I linked to Eatwell's lecture in honor to Garegnani at the University of Rome. The text has been published in Contributions to Political Economy (full text here, subscription required). It is important to note how central Garegnani's PhD dissertation was for his following work.

As Eatwell notes:
"Key elements in the life's work of Pierangelo Garegnani (9th August 1930–14th October 2011) derive from the analytical results first developed in his 1958 PhD dissertation at Cambridge University. The critique of Walras's theory of capital articulated in the dissertation was extended in later years to the identification of the implications of the change in the concept of equilibrium in the works of Hicks and Debreu."
Further, the essential element in the dissertation was the clear anlytical stance, which, in Eatwell's words, shows how economics should be done. Again in his words:
"First, he specified the problem clearly: the determination of natural/normal prices, i.e. the solution to the problem of value and distribution.

Secondly, he clarified the structure of the competing theories, classical and neoclassical, by defining the data of the theory, i.e. the propositions taken as given. In the case of classical theory these were the social product (its size and composition) the technique or techniques of reproduction and (sometimes) the real wage.
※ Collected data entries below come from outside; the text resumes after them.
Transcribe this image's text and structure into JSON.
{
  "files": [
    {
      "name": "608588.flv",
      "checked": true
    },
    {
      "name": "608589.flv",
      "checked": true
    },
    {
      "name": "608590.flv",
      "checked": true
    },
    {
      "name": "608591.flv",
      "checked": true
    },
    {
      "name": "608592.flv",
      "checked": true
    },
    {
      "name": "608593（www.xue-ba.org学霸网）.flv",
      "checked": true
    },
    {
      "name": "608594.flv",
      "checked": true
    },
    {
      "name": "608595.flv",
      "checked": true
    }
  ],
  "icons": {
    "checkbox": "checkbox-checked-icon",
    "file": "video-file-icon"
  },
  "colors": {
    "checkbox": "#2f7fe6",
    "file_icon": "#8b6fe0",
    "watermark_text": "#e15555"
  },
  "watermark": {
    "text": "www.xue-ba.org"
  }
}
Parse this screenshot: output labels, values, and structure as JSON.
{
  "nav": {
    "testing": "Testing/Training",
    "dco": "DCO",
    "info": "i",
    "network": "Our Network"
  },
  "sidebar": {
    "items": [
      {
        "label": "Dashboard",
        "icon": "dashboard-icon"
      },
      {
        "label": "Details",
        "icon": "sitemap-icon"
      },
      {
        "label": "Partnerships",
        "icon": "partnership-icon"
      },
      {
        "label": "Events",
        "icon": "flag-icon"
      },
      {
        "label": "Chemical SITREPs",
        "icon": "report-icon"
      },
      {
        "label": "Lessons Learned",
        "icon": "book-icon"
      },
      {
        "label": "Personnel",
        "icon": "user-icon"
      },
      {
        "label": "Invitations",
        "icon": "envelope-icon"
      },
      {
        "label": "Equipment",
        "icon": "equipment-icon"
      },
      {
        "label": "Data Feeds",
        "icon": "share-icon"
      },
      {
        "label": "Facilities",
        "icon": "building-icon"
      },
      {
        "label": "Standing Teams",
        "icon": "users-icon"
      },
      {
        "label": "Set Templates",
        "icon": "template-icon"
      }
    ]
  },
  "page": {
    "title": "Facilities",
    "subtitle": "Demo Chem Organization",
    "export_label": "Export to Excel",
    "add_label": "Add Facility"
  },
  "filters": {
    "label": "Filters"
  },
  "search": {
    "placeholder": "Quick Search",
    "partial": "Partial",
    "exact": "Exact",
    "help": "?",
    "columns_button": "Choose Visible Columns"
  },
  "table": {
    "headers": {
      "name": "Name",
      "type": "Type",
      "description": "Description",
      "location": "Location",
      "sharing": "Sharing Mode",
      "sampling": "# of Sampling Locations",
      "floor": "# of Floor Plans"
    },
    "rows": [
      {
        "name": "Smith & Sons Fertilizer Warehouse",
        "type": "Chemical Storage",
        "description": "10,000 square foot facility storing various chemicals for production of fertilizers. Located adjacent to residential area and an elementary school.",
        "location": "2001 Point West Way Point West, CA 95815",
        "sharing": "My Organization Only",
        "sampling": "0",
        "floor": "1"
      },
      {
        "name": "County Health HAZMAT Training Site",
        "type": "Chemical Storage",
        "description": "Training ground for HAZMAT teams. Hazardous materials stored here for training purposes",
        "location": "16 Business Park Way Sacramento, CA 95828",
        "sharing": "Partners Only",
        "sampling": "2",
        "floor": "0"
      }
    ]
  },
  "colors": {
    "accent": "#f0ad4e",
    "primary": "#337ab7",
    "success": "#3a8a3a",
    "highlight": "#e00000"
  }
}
In the case of neoclassical theory the data were preferences, endowments, and the technology (constrained to constant returns to scale by the requirements of perfect competition).

Thirdly, he defined the analytical problems faced within each theoretical construct in terms of measurement: in classical theory measurement of the social product independently of its distribution; in neoclassical theory the measurement of the endowment of reproducible means of production in a manner compatible with the determination of normal prices, i.e. with a uniform rate of profit on all capital goods."
The limits of the mainstream approach, and the open possibilities of the alternative classical-Keynesian approach can still be derived from his seminal work.